Most likely mail to Dell is aggregated at a postal facility where an employee goes daily, or more often. He or she picks up a truckload of mail, some of which consist of letters and packages requiring signatures, and the employee signs. Then the mail goes to a central sorting facility where Dell employees divide it up. In that mail will be any number of letters to Mr. Dell, and neither Mr. Dell nor a "trusted aid" will touch that mail until some lower level employee decides, based upon instructions, where to send it. Mail to Mr. Dell complaining about a defective product will go to someone in that product group to handle. Yours will not be the only letter that day to Mr. Dell complaining about his products or employees. So if your goal is to bring to Mr. Dell's attention what you think are egregious actions by his employees, as most of the folks here have noted, and I now join, my best guess is that you will fail. Perhaps writing to Mr. Dell and sending the letter registered, return receipt, will provide psychic satisfaction to you. Maybe your letter will be sent to some executive assistant who solves problems. Maybe they look up your service tag and decide they've done all they feel like doing.

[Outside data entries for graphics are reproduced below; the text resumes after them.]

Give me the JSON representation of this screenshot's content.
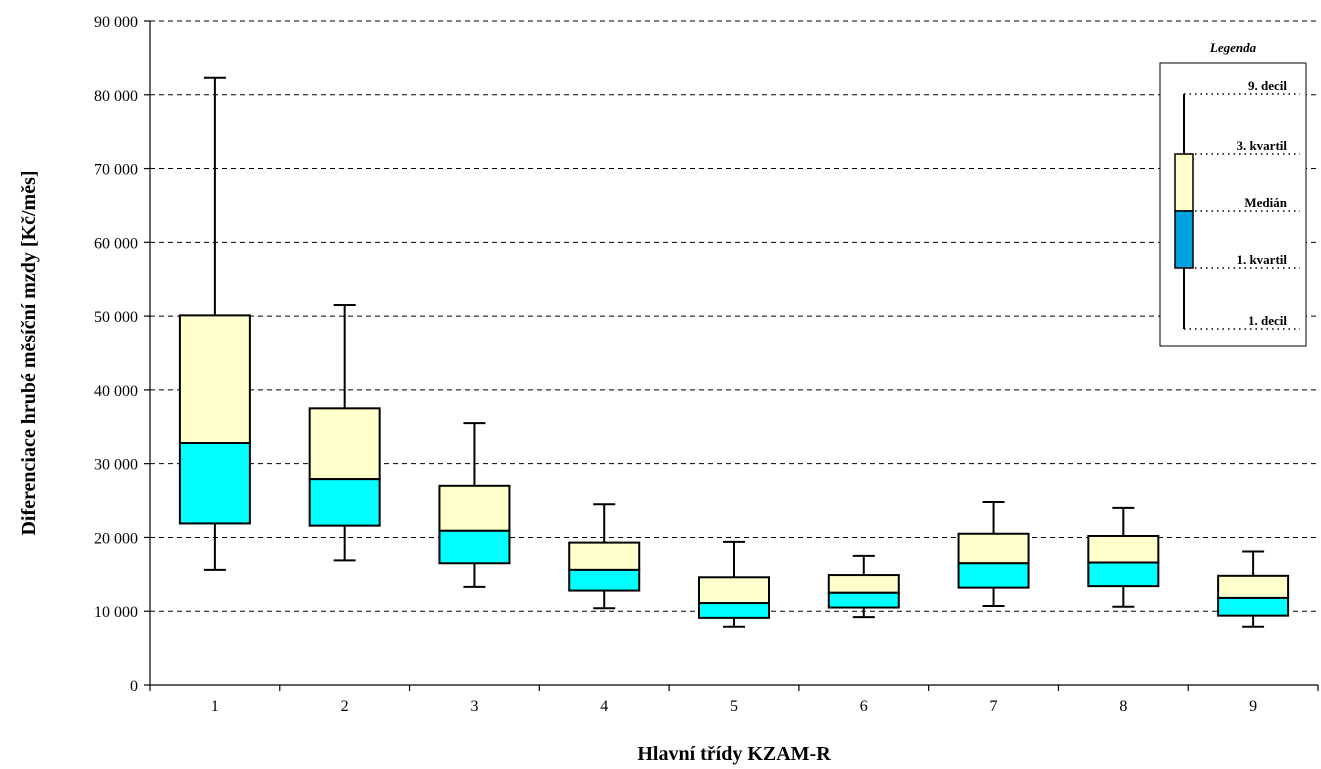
{
  "chart_data": {
    "type": "boxplot",
    "xlabel": "Hlavní třídy KZAM-R",
    "ylabel": "Diferenciace hrubé měsíční mzdy [Kč/měs]",
    "ylim": [
      0,
      90000
    ],
    "ytick_step": 10000,
    "ytick_labels": [
      "0",
      "10 000",
      "20 000",
      "30 000",
      "40 000",
      "50 000",
      "60 000",
      "70 000",
      "80 000",
      "90 000"
    ],
    "grid": "horizontal dashed",
    "categories": [
      "1",
      "2",
      "3",
      "4",
      "5",
      "6",
      "7",
      "8",
      "9"
    ],
    "boxes": [
      {
        "category": "1",
        "d1": 15600,
        "q1": 21900,
        "median": 32800,
        "q3": 50100,
        "d9": 82300
      },
      {
        "category": "2",
        "d1": 16900,
        "q1": 21600,
        "median": 27900,
        "q3": 37500,
        "d9": 51500
      },
      {
        "category": "3",
        "d1": 13300,
        "q1": 16500,
        "median": 20900,
        "q3": 27000,
        "d9": 35500
      },
      {
        "category": "4",
        "d1": 10400,
        "q1": 12800,
        "median": 15600,
        "q3": 19300,
        "d9": 24500
      },
      {
        "category": "5",
        "d1": 7900,
        "q1": 9100,
        "median": 11100,
        "q3": 14600,
        "d9": 19400
      },
      {
        "category": "6",
        "d1": 9200,
        "q1": 10500,
        "median": 12500,
        "q3": 14900,
        "d9": 17500
      },
      {
        "category": "7",
        "d1": 10700,
        "q1": 13200,
        "median": 16500,
        "q3": 20500,
        "d9": 24800
      },
      {
        "category": "8",
        "d1": 10600,
        "q1": 13400,
        "median": 16600,
        "q3": 20200,
        "d9": 24000
      },
      {
        "category": "9",
        "d1": 7900,
        "q1": 9400,
        "median": 11800,
        "q3": 14800,
        "d9": 18100
      }
    ],
    "legend": {
      "title": "Legenda",
      "placement": "top-right",
      "items": [
        "9. decil",
        "3. kvartil",
        "Medián",
        "1. kvartil",
        "1. decil"
      ]
    },
    "colors": {
      "upper_box": "#FFFFCC",
      "lower_box": "#00FFFF",
      "legend_lower_box": "#00A0E0",
      "grid": "#000000"
    }
  }
}
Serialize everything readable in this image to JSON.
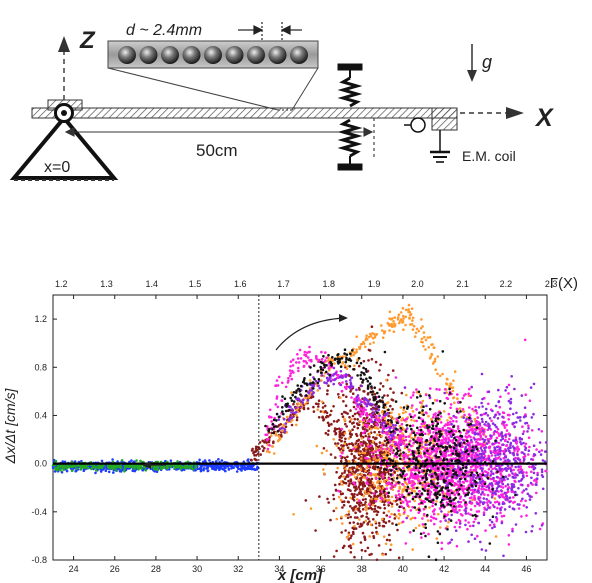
{
  "schematic": {
    "z_label": "Z",
    "x_label": "X",
    "g_label": "g",
    "d_label": "d ~ 2.4mm",
    "origin_label": "x=0",
    "length_label": "50cm",
    "coil_label": "E.M. coil"
  },
  "chart_data": {
    "type": "scatter",
    "xlabel": "x [cm]",
    "ylabel": "Δx/Δt [cm/s]",
    "top_axis_label": "Γ(X)",
    "xlim": [
      23,
      47
    ],
    "ylim": [
      -0.8,
      1.4
    ],
    "x_ticks": [
      "24",
      "26",
      "28",
      "30",
      "32",
      "34",
      "36",
      "38",
      "40",
      "42",
      "44",
      "46"
    ],
    "y_ticks": [
      "-0.8",
      "-0.4",
      "0.0",
      "0.4",
      "0.8",
      "1.2"
    ],
    "top_ticks": [
      "1.2",
      "1.3",
      "1.4",
      "1.5",
      "1.6",
      "1.7",
      "1.8",
      "1.9",
      "2.0",
      "2.1",
      "2.2",
      "2.3"
    ],
    "top_tick_x_positions_cm": [
      23.4,
      25.6,
      27.8,
      29.9,
      32.1,
      34.2,
      36.4,
      38.6,
      40.7,
      42.9,
      45.0,
      47.2
    ],
    "threshold_x": 33.0,
    "colors": [
      "#8b1a1a",
      "#ff9a30",
      "#ff22dd",
      "#8a2be2",
      "#111111",
      "#1e3cff",
      "#22aa22"
    ],
    "series": [
      {
        "color": "#8b1a1a",
        "trajectory": [
          [
            32.6,
            0.02
          ],
          [
            33.2,
            0.18
          ],
          [
            34.0,
            0.28
          ],
          [
            34.8,
            0.45
          ],
          [
            35.6,
            0.55
          ],
          [
            36.4,
            0.35
          ],
          [
            37.2,
            0.2
          ],
          [
            38.0,
            0.05
          ]
        ],
        "cloud": {
          "cx": 38.3,
          "cy": 0.0,
          "sx": 0.75,
          "sy": 0.36,
          "n": 900
        }
      },
      {
        "color": "#ff9a30",
        "trajectory": [
          [
            33.5,
            0.1
          ],
          [
            34.5,
            0.35
          ],
          [
            35.5,
            0.6
          ],
          [
            36.5,
            0.85
          ],
          [
            37.5,
            0.9
          ],
          [
            38.5,
            1.05
          ],
          [
            39.5,
            1.15
          ],
          [
            40.2,
            1.25
          ],
          [
            41.0,
            1.05
          ],
          [
            42.0,
            0.7
          ],
          [
            43.0,
            0.4
          ],
          [
            44.0,
            0.2
          ]
        ],
        "cloud": {
          "cx": 40.0,
          "cy": 0.0,
          "sx": 1.6,
          "sy": 0.28,
          "n": 600
        }
      },
      {
        "color": "#ff22dd",
        "trajectory": [
          [
            33.2,
            0.12
          ],
          [
            34.0,
            0.6
          ],
          [
            35.0,
            0.9
          ],
          [
            36.0,
            0.85
          ],
          [
            37.0,
            0.7
          ],
          [
            38.0,
            0.45
          ],
          [
            39.0,
            0.3
          ],
          [
            40.0,
            0.15
          ]
        ],
        "cloud": {
          "cx": 42.5,
          "cy": 0.0,
          "sx": 1.8,
          "sy": 0.24,
          "n": 1500
        }
      },
      {
        "color": "#8a2be2",
        "trajectory": [
          [
            34.0,
            0.3
          ],
          [
            35.0,
            0.55
          ],
          [
            36.0,
            0.7
          ],
          [
            37.0,
            0.72
          ],
          [
            38.0,
            0.55
          ],
          [
            39.0,
            0.35
          ],
          [
            40.0,
            0.2
          ]
        ],
        "cloud": {
          "cx": 44.5,
          "cy": 0.0,
          "sx": 1.3,
          "sy": 0.3,
          "n": 500
        }
      },
      {
        "color": "#111111",
        "trajectory": [
          [
            33.5,
            0.25
          ],
          [
            34.5,
            0.55
          ],
          [
            35.5,
            0.7
          ],
          [
            36.5,
            0.85
          ],
          [
            37.5,
            0.9
          ],
          [
            38.5,
            0.6
          ],
          [
            39.5,
            0.3
          ]
        ],
        "cloud": {
          "cx": 41.5,
          "cy": 0.0,
          "sx": 1.2,
          "sy": 0.26,
          "n": 400
        }
      },
      {
        "color": "#1e3cff",
        "band": {
          "x0": 23.0,
          "x1": 33.0,
          "cy": -0.02,
          "sy": 0.02,
          "n": 700
        }
      },
      {
        "color": "#22aa22",
        "band": {
          "x0": 23.0,
          "x1": 30.0,
          "cy": -0.02,
          "sy": 0.015,
          "n": 300
        }
      }
    ]
  }
}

If your goal is to get your computer fixed or replaced, the folks here have provided good advice that seems to work.

A couple of years ago I had a Dell computer with a design defect. (You appear to have a computer with a sample defect.) I also had paid for on site service. Dell's solution to my troubles was to replace the motherboard, twice, which would not cure the design defect which was documented in the Dell knowledge database. Dell's tech's were worthless because (a) they typically just look at the same info I have, and (b) they can't redesign the computer to solve the problem. So i sympathize with your frustration. (Dell ultimately redesigned that series and solved the problem. I'm as frustrated as you that I seem to forever be a Beta tester at my expense for the computer industry.)

But you need to decide what your goal is. Is it to vent, or is it to get the computer fixed?